The board updates in real-time using server-sent events. When a technician updates a job status from their mobile device, the change propagates to the dispatch board within seconds. This allows the dispatcher to monitor field operations without calling each technician for status updates — a significant time savings when managing multiple technicians.
We considered WebSockets for real-time updates but chose server-sent events for simplicity. The communication is unidirectional — the server pushes updates to the dashboard client. The technician's mobile interface communicates through standard API calls. SSE is simpler to implement, works through most firewalls and proxies without configuration, and reconnects automatically if the connection drops. For this use case, the simplicity was worth the trade-off of not having bidirectional communication.
Lessons From Field Service Scheduling
The biggest lesson from building dispatch and scheduling was that the system's value is proportional to how easy it is to use in the field.
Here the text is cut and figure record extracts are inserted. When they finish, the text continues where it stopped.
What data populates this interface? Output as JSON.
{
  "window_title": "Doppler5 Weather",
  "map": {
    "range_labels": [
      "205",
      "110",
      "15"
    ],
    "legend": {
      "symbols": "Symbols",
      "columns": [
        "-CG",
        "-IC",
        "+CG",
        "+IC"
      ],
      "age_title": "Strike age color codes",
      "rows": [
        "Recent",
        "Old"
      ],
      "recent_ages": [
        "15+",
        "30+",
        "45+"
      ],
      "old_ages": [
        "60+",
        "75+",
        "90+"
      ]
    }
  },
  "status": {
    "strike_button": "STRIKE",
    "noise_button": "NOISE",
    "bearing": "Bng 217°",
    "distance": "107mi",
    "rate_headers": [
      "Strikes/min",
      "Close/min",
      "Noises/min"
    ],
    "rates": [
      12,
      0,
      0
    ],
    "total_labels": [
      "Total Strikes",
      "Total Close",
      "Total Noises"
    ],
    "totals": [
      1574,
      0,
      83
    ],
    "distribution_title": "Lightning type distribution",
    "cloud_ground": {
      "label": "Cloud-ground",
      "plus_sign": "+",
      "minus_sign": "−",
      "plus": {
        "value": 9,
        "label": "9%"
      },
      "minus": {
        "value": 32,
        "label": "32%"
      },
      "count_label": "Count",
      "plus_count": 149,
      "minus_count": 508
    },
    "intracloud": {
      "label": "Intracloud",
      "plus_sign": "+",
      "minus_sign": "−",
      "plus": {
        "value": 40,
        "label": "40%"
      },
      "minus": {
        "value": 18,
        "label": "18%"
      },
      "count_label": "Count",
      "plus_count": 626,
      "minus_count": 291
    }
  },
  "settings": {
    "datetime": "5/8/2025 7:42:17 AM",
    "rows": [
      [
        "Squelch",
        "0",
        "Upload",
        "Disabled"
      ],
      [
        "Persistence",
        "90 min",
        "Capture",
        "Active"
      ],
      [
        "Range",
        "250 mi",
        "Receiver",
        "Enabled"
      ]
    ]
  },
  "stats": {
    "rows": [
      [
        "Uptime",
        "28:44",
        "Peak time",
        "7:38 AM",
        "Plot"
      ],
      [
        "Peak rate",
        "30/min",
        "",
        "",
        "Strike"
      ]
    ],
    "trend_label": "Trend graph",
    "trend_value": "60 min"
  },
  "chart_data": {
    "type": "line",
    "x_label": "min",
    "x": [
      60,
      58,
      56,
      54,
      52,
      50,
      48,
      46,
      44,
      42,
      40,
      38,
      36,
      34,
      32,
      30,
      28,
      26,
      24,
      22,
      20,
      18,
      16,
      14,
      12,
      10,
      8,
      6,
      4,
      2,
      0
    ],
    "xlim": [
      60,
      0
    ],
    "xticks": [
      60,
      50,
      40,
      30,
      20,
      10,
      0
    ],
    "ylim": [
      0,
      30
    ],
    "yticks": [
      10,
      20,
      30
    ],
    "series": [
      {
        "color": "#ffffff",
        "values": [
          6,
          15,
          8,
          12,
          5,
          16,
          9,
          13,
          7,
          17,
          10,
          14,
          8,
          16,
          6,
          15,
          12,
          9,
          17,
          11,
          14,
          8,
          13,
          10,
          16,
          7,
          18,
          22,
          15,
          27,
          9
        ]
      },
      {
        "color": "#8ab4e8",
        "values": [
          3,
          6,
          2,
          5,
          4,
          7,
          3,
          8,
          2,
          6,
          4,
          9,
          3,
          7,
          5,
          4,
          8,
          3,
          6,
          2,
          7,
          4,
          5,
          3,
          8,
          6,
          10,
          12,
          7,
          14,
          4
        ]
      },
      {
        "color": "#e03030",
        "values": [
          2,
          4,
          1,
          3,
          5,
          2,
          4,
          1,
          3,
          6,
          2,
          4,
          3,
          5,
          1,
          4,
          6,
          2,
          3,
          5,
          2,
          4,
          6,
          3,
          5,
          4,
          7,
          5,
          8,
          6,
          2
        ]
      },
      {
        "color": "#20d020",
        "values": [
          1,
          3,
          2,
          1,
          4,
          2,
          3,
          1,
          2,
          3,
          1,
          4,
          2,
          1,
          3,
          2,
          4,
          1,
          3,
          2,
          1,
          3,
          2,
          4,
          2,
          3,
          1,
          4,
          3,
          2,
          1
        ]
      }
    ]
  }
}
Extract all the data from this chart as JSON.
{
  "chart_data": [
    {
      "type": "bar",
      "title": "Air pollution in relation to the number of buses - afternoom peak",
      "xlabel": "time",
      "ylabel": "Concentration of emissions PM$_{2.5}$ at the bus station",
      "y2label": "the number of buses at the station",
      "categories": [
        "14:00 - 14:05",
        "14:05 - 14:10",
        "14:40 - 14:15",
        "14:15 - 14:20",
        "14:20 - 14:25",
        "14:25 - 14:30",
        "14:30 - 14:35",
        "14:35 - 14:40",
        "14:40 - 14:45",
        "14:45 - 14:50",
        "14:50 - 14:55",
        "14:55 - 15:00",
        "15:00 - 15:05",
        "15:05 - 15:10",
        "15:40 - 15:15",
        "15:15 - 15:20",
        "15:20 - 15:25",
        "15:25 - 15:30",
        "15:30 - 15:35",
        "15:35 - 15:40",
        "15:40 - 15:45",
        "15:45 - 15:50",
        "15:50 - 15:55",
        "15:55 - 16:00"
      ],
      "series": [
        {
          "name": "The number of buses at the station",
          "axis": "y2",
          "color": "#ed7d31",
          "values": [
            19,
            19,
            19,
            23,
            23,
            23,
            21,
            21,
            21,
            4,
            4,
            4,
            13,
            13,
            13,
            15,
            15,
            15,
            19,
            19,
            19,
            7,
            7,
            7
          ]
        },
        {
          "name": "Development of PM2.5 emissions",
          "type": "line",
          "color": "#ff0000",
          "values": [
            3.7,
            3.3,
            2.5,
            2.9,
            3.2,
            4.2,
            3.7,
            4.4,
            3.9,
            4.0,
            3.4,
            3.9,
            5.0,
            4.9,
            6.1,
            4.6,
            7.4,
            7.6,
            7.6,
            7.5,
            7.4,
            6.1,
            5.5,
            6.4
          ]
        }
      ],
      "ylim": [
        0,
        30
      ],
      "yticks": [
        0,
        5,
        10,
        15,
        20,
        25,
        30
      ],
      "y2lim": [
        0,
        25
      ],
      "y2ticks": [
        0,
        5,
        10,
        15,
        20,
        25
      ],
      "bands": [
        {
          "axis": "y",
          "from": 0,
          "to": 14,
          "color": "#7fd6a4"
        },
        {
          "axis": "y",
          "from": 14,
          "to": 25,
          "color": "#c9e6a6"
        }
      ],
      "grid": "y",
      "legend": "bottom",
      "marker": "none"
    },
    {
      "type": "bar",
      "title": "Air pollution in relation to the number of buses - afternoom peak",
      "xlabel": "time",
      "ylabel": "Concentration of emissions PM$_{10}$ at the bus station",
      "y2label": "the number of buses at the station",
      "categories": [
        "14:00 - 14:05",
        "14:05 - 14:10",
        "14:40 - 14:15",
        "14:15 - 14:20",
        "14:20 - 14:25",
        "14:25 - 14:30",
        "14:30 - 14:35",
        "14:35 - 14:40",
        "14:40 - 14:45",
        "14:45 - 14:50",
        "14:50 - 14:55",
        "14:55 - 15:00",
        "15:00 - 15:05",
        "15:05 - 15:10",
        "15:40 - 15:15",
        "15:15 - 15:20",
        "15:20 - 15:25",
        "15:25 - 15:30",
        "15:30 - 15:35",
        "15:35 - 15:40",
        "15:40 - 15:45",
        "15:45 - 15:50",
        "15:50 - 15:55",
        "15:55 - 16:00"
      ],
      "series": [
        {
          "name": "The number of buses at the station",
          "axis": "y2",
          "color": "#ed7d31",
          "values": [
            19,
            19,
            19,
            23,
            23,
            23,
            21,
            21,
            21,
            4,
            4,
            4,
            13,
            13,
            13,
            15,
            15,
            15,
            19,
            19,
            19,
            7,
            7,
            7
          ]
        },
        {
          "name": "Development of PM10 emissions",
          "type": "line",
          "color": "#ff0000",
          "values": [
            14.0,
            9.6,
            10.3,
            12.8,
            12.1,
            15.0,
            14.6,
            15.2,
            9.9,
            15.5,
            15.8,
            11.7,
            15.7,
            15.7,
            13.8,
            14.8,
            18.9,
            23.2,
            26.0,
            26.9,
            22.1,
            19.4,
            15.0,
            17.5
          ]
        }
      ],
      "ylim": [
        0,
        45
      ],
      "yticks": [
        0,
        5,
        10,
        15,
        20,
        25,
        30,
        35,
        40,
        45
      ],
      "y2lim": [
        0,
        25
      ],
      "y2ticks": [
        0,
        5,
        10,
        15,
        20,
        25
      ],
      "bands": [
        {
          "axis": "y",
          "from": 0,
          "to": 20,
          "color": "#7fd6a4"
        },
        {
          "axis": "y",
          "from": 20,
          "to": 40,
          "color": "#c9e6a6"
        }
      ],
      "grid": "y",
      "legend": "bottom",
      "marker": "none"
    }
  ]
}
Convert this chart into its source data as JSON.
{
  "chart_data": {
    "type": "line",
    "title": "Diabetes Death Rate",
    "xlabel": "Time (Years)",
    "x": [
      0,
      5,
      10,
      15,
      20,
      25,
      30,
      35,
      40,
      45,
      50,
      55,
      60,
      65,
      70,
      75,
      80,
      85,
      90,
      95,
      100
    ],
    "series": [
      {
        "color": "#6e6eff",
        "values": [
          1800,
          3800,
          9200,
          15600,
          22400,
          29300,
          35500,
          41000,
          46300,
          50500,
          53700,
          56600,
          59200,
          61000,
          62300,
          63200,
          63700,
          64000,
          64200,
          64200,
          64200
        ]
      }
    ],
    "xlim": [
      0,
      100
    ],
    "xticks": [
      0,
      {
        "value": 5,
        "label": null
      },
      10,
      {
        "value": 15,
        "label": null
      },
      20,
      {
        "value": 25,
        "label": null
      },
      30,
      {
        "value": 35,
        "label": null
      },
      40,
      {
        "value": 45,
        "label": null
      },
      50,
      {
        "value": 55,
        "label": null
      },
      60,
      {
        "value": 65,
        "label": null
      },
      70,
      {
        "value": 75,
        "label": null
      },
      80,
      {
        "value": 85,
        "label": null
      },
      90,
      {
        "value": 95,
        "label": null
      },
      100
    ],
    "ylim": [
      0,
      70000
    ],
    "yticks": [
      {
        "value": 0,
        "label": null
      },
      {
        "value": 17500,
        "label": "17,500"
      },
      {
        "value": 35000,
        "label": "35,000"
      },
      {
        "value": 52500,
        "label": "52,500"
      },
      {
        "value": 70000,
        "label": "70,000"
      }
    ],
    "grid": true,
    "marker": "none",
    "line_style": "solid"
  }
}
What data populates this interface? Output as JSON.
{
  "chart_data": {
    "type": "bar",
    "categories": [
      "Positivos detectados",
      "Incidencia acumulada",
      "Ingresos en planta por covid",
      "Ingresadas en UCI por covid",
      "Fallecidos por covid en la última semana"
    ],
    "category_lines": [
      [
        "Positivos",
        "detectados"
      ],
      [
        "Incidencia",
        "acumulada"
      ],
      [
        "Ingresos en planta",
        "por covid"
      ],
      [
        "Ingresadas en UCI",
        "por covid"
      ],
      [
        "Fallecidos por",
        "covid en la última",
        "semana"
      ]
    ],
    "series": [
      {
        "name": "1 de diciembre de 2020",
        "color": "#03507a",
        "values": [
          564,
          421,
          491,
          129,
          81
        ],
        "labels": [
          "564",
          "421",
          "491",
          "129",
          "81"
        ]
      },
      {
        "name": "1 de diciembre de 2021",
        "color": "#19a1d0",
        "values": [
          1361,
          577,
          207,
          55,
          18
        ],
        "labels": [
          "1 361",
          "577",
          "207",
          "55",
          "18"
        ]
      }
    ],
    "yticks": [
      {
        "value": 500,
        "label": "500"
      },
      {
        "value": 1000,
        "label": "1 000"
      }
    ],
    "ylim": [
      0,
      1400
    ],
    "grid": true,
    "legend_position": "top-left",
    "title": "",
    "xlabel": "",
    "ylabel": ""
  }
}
Technicians are not sitting at desks — they are in parking lots with greasy hands using their phones. Every interaction needs to be achievable in two taps. If updating a job status requires navigating three menus and filling in a form, it will not happen consistently.
We optimized the technician's mobile interface ruthlessly. The home screen shows the next job with a single button to mark it as en route. The job detail screen has large, obvious buttons for each state transition. Photo uploads use the camera directly rather than a file picker. The interface assumes the user has five seconds of attention between tasks, and it respects that constraint.
The payment processing integration follows the same principle — collecting payment should be one tap from the job completion screen, not a separate workflow that requires logging into a different system.